Nanning City Requires Web Site Operators to Register With Law Enforcement

February 17, 2006

Public security officials in Nanning city in the Guangxi Zhuang Autonomous Region issued an announcement (in Chinese) on January 20, 2006 saying that all work units and individuals in Nanning operating a Web site have 30 days to register with the Public Information Network Security Supervision Bureau of the Nanning Municipal Public Security Office. The notice said that public security officials will "sanction" Web site operators that fail to register.

Nanning joins Penglian (in Shandong province), Qingdao, Guangzhou, and Beijing in forcing Web sites to register with public security authorities.
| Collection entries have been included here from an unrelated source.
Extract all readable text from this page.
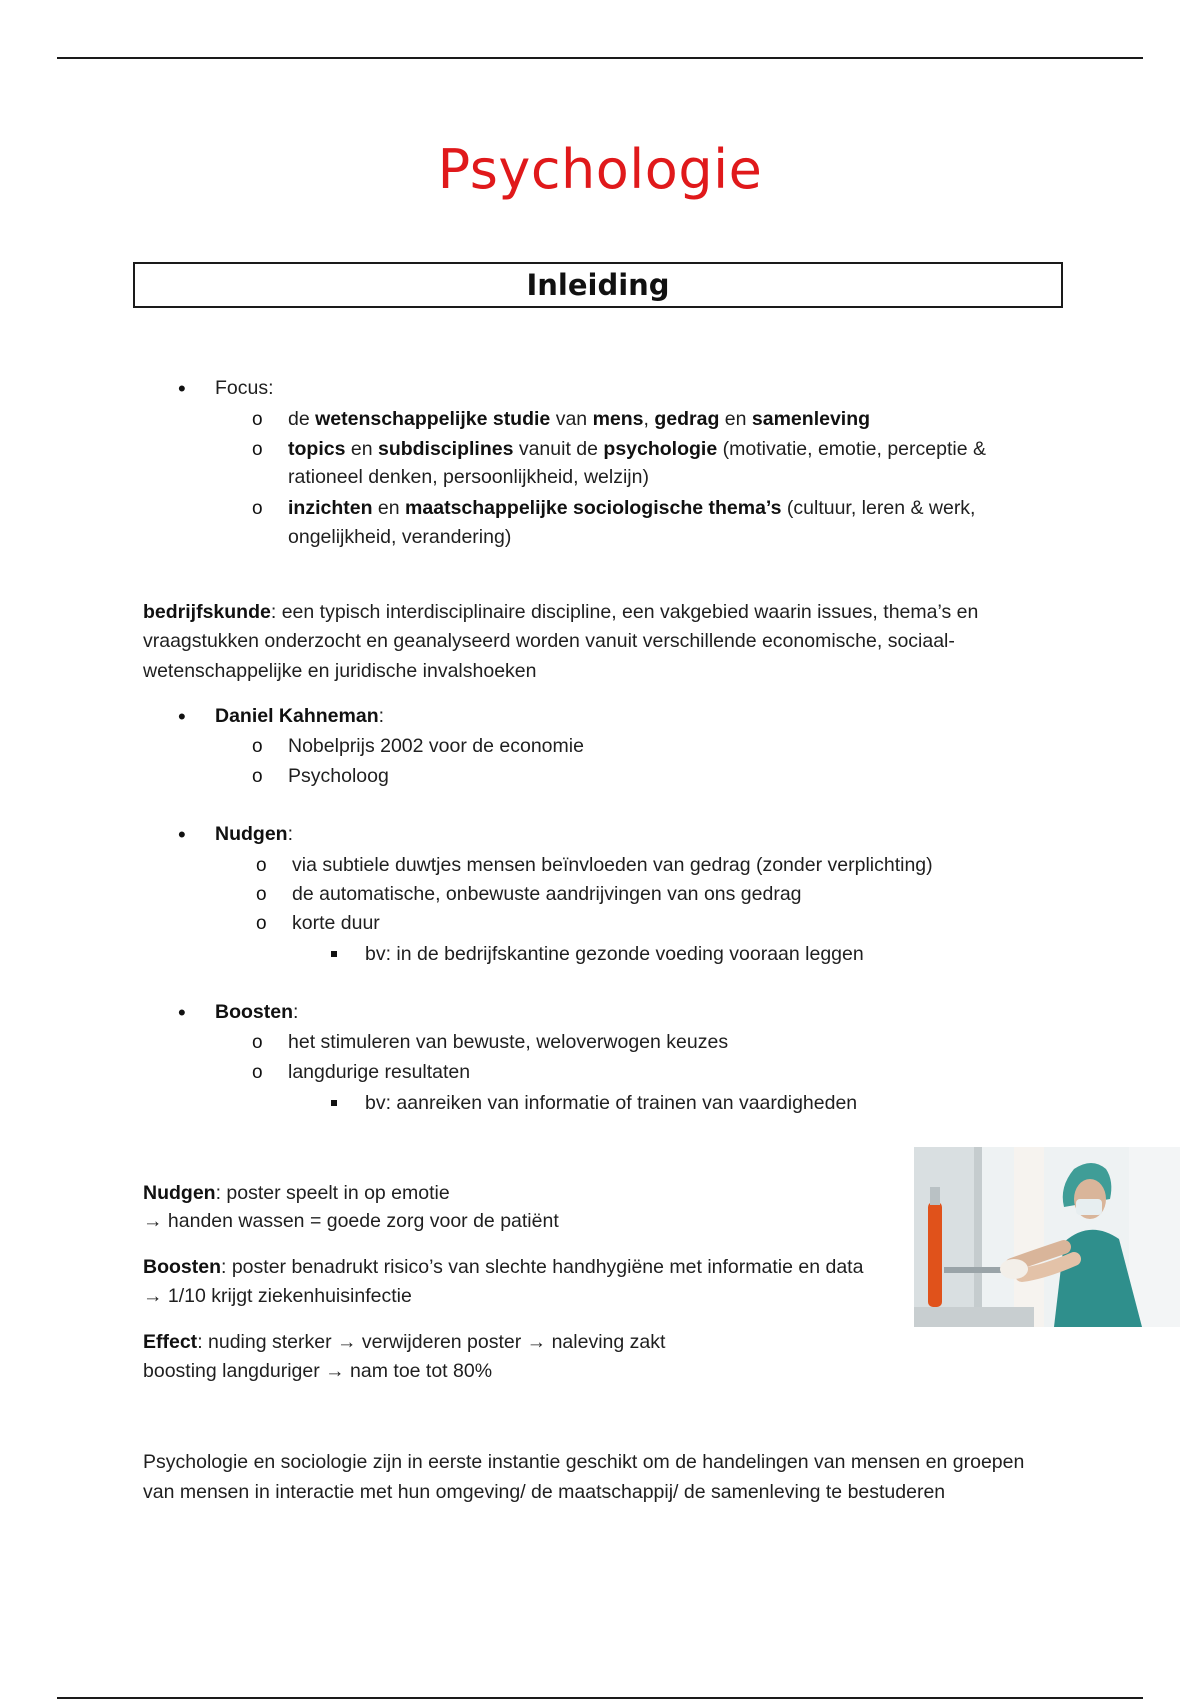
Psychologie
Inleiding
• Focus:
o de wetenschappelijke studie van mens, gedrag en samenleving
o topics en subdisciplines vanuit de psychologie (motivatie, emotie, perceptie &
rationeel denken, persoonlijkheid, welzijn)
o inzichten en maatschappelijke sociologische thema’s (cultuur, leren & werk,
ongelijkheid, verandering)
bedrijfskunde: een typisch interdisciplinaire discipline, een vakgebied waarin issues, thema’s en
vraagstukken onderzocht en geanalyseerd worden vanuit verschillende economische, sociaal-
wetenschappelijke en juridische invalshoeken
• Daniel Kahneman:
o Nobelprijs 2002 voor de economie
o Psycholoog
• Nudgen:
o via subtiele duwtjes mensen beïnvloeden van gedrag (zonder verplichting)
o de automatische, onbewuste aandrijvingen van ons gedrag
o korte duur
bv: in de bedrijfskantine gezonde voeding vooraan leggen
• Boosten:
o het stimuleren van bewuste, weloverwogen keuzes
o langdurige resultaten
bv: aanreiken van informatie of trainen van vaardigheden
Nudgen: poster speelt in op emotie
→ handen wassen = goede zorg voor de patiënt
Boosten: poster benadrukt risico’s van slechte handhygiëne met informatie en data
→ 1/10 krijgt ziekenhuisinfectie
Effect: nuding sterker → verwijderen poster → naleving zakt
boosting langduriger → nam toe tot 80%
Psychologie en sociologie zijn in eerste instantie geschikt om de handelingen van mensen en groepen
van mensen in interactie met hun omgeving/ de maatschappij/ de samenleving te bestuderen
Officials have cited provisions of the Measures for the Administration of Security Protection of Computer Information Networks with International Interconnections as authorizing this registration requirement, but have not explained why the government has chosen to begin enforcing those provisions now, when the Measures were enacted in 1997. The move coincides, however, with the Ministry of Information Industry's (MII) ongoing crackdown on private Web sites that has so far resulted in the closure of thousands of Web sites whose operators failed to register. The MII said in a May 30, 2005 announcement posted on its Web site that its authority to launch the campaign was based on the Measures for the Administration of Internet Information Services. These measures became effective in 2000, however, and the government has not explained what prompted them to issue the Registration Administration Measures for Non-Commercial Internet Information Services in February 2005 to specify how the measures should be enforced.

The CECC noted in its 2005 Annual Report -- Freedom of Expression -- Government Censorship section that Chinese censorship officials have expressed concern that "various enemy forces strongly coordinate with each other, and take those things that cannot be published domestically abroad to be published, and then these once again infiltrate domestically." In 2005 the government and the Party expressed concern that Chinese citizens have increased access to foreign news sources through the Internet, and that this may dilute the Party's control over public opinion. Senior officials portray the Internet as "a battlefield for the Communist Party's propaganda ideology work" that must either be occupied or lost to "Western countries, headed by the United States." The Party has said it must win the battle for Internet propaganda supremacy, otherwise "not only will it influence China's image and investment environment, but more importantly, it will influence the image of the Party and the government."